Yorkshire Dales council tax rise targets second homes
Owners of second homes in the Yorkshire Dales could see council tax on their properties rise by five times the current level.
A proposal approved by the National Park Authority is designed "to help attract and retain families to live and work in the area".
Their figures show there are 1,500 second homes there - more than 10% of the housing stock.
Any increase in council taxes above 100% would require government approval.
If the government agrees, there would be a charge of £8,500 a year on a Band D property.
The current standard charge for a Band D property in Craven District Council, one of the authorities that covers the national park, is £1,640.22.
Currently owners of second homes can get a discount on their council tax of up to 50%.
In a document outlining the plan, the Yorkshire Dales National Park Authority (YDNPA) said second homes "deny a home to a permanent resident and push up prices".
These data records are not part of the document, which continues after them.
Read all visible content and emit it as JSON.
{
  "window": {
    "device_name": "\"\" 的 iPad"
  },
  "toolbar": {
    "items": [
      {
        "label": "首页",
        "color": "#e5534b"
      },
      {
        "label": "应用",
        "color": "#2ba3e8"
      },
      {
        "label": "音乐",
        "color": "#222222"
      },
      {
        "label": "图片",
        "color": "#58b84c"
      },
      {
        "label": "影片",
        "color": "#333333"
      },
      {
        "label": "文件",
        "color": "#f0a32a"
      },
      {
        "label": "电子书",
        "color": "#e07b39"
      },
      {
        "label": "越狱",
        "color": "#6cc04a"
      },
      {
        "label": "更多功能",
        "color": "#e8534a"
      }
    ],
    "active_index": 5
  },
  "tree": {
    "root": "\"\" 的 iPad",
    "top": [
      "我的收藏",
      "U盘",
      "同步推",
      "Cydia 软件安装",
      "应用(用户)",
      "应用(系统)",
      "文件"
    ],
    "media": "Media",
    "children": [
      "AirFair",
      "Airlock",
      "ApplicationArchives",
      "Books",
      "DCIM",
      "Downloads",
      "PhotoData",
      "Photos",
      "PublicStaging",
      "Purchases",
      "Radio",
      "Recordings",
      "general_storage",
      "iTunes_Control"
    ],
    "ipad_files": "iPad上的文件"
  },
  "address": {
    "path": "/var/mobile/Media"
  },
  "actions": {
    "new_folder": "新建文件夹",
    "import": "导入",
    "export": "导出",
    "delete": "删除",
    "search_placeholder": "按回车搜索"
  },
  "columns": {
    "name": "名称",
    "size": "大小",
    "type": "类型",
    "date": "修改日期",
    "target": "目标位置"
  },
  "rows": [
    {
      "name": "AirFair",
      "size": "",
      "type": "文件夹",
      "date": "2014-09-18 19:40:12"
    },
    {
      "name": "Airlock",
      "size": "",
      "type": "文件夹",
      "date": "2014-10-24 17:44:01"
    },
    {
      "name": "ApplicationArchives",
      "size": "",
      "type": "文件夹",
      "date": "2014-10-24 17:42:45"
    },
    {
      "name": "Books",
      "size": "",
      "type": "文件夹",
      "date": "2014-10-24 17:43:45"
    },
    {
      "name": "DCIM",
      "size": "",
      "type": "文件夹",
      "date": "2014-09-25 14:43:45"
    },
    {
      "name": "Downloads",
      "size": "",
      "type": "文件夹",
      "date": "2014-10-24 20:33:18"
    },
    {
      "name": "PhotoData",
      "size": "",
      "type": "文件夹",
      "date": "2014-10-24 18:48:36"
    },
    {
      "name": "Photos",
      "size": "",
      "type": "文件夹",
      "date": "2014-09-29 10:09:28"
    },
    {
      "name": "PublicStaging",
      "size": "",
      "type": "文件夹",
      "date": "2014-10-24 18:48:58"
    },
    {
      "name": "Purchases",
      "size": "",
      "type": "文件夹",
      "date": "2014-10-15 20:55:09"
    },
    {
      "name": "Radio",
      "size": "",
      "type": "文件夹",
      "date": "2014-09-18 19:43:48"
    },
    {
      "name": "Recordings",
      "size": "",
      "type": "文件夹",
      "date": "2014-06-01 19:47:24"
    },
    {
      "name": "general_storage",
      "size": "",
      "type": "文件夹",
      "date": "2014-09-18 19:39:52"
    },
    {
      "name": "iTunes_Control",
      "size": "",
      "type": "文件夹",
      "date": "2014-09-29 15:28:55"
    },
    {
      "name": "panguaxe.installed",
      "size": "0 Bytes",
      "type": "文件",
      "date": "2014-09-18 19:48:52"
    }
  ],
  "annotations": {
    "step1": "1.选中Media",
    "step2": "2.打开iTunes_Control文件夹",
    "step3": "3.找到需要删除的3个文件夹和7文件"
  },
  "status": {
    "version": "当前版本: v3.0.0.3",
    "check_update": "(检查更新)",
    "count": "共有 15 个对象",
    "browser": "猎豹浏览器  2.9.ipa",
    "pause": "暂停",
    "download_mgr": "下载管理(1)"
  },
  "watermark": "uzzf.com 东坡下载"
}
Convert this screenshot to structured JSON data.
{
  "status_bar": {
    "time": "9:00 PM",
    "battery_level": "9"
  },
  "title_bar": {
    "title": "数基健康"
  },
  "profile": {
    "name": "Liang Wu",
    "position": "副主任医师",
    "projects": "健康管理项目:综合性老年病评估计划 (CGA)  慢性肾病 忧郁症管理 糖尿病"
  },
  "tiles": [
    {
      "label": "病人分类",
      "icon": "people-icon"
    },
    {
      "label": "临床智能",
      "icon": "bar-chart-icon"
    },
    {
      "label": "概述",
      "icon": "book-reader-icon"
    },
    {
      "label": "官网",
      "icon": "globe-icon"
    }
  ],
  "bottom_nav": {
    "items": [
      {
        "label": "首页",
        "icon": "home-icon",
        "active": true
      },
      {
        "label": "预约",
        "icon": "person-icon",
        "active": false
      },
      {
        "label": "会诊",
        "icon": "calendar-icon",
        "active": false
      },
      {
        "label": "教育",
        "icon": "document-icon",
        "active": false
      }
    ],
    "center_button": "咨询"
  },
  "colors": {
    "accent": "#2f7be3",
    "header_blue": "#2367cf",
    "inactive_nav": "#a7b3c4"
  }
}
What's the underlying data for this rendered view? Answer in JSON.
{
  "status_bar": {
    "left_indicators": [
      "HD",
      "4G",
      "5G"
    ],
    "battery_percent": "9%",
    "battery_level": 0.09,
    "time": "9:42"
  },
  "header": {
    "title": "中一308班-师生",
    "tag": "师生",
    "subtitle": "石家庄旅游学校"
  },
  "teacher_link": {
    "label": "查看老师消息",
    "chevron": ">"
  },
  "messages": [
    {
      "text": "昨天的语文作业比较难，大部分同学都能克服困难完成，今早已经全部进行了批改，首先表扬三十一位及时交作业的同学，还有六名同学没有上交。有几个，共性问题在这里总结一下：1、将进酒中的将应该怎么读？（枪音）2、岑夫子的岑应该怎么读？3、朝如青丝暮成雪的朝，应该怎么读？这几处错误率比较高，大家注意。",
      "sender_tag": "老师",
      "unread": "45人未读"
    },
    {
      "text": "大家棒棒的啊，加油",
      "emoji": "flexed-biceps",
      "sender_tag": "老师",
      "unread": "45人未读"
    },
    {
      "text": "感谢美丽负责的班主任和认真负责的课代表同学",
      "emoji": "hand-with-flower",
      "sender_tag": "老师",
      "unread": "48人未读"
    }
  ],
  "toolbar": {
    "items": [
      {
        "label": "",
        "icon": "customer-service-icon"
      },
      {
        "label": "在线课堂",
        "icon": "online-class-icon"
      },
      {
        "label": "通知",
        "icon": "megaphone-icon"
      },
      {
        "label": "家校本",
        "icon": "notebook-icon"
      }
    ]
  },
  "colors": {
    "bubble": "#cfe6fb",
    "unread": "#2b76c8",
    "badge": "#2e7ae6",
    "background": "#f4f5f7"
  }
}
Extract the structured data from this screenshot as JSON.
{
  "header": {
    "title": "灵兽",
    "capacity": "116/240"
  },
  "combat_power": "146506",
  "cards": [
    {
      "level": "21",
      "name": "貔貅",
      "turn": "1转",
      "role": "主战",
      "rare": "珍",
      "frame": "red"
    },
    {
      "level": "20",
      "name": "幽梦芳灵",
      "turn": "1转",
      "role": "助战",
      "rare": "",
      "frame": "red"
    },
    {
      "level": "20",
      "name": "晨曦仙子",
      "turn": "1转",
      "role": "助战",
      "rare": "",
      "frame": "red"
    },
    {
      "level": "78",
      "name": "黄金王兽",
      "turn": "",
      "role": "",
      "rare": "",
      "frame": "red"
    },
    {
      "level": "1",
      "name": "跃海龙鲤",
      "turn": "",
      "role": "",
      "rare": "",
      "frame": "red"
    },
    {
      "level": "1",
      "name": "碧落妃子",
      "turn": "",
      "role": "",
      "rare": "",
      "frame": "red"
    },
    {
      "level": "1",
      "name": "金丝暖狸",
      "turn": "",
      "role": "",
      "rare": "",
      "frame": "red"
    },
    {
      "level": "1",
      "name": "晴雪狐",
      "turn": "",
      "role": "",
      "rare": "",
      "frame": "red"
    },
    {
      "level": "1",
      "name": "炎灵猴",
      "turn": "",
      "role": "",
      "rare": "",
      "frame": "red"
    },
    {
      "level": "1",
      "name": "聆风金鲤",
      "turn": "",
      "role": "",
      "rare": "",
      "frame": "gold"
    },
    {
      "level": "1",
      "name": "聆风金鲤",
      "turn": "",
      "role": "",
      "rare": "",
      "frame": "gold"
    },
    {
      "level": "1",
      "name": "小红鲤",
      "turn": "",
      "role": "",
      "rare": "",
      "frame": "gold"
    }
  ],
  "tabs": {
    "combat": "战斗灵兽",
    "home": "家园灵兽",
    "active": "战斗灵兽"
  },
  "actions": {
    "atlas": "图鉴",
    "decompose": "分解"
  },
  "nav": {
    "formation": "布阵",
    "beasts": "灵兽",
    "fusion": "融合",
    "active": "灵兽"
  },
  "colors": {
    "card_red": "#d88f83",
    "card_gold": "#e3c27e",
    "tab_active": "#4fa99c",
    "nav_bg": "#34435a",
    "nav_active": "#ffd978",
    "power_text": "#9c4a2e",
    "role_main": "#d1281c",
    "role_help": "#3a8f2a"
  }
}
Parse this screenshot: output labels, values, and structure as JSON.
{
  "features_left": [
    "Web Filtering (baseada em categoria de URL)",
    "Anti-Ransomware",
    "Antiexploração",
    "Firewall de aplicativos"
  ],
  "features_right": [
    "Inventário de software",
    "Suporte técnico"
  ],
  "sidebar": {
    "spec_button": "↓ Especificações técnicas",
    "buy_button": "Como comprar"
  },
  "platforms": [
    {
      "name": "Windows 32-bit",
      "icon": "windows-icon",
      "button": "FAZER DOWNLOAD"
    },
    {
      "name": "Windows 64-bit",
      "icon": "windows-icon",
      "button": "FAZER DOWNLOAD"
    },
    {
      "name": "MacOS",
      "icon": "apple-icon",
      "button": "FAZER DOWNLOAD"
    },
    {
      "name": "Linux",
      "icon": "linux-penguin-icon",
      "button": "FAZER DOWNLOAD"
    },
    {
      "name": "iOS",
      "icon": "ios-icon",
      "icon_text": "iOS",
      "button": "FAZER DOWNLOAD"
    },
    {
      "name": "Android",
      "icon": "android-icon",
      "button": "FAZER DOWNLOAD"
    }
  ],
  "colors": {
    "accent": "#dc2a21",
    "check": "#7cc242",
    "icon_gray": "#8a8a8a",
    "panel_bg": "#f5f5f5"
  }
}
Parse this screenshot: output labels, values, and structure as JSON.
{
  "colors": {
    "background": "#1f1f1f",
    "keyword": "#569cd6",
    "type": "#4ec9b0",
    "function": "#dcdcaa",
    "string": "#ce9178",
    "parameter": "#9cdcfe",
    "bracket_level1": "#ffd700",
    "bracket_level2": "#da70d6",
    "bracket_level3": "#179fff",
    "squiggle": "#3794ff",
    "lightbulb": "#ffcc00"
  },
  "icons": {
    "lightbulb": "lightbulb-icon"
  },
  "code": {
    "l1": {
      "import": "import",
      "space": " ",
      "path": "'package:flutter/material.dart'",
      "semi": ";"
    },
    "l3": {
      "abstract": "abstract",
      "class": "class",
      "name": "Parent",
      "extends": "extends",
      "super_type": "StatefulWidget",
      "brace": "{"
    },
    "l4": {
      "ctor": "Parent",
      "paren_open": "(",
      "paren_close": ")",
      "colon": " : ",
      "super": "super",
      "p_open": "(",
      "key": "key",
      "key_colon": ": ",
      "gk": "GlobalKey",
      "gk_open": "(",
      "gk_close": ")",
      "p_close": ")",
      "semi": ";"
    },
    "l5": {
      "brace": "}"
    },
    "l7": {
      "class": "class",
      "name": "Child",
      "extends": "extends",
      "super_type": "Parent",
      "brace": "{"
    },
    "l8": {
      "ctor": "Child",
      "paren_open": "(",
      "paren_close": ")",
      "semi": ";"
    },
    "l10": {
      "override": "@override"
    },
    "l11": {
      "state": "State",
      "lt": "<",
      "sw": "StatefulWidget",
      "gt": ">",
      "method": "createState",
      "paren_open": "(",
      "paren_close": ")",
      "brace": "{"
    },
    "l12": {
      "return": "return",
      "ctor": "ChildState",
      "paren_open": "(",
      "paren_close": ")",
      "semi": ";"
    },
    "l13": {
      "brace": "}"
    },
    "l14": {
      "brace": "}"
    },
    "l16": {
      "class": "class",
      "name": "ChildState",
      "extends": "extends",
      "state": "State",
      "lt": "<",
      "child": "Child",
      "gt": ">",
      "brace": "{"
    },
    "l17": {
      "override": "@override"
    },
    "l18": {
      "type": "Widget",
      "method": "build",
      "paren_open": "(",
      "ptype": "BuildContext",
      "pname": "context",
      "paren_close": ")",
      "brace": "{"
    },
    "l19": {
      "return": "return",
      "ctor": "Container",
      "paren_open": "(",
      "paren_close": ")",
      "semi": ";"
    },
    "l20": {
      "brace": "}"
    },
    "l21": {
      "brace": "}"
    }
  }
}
"They also generate a substantial economic loss to the area because for much of the year there is no one in them spending money or using local services.
"This impact is magnified in the National Park because of the obvious limitations on the scope for significant new house-building to compensate," it said.
Conservative leader of Richmondshire District Council, Yvonne Peacock, who also sits on the YDNPA board, said she had nothing against second home owners.
'Community thing'
But she said: "When you've all these homes that are empty, not only in the winter but in the summer as well, you're not getting the same amount of people going to the local pubs, going shopping in Hawes.
"It's a community thing. It's just the fact that they're taking homes that should be used for our local young families to live in."
The YDNPA will now try and collaborate with local councils before approaching the government.
If approved, the rise would be the first to be introduced in a UK national park and would be a five-year pilot scheme to assess the impact.
The rise would not apply to holiday lets.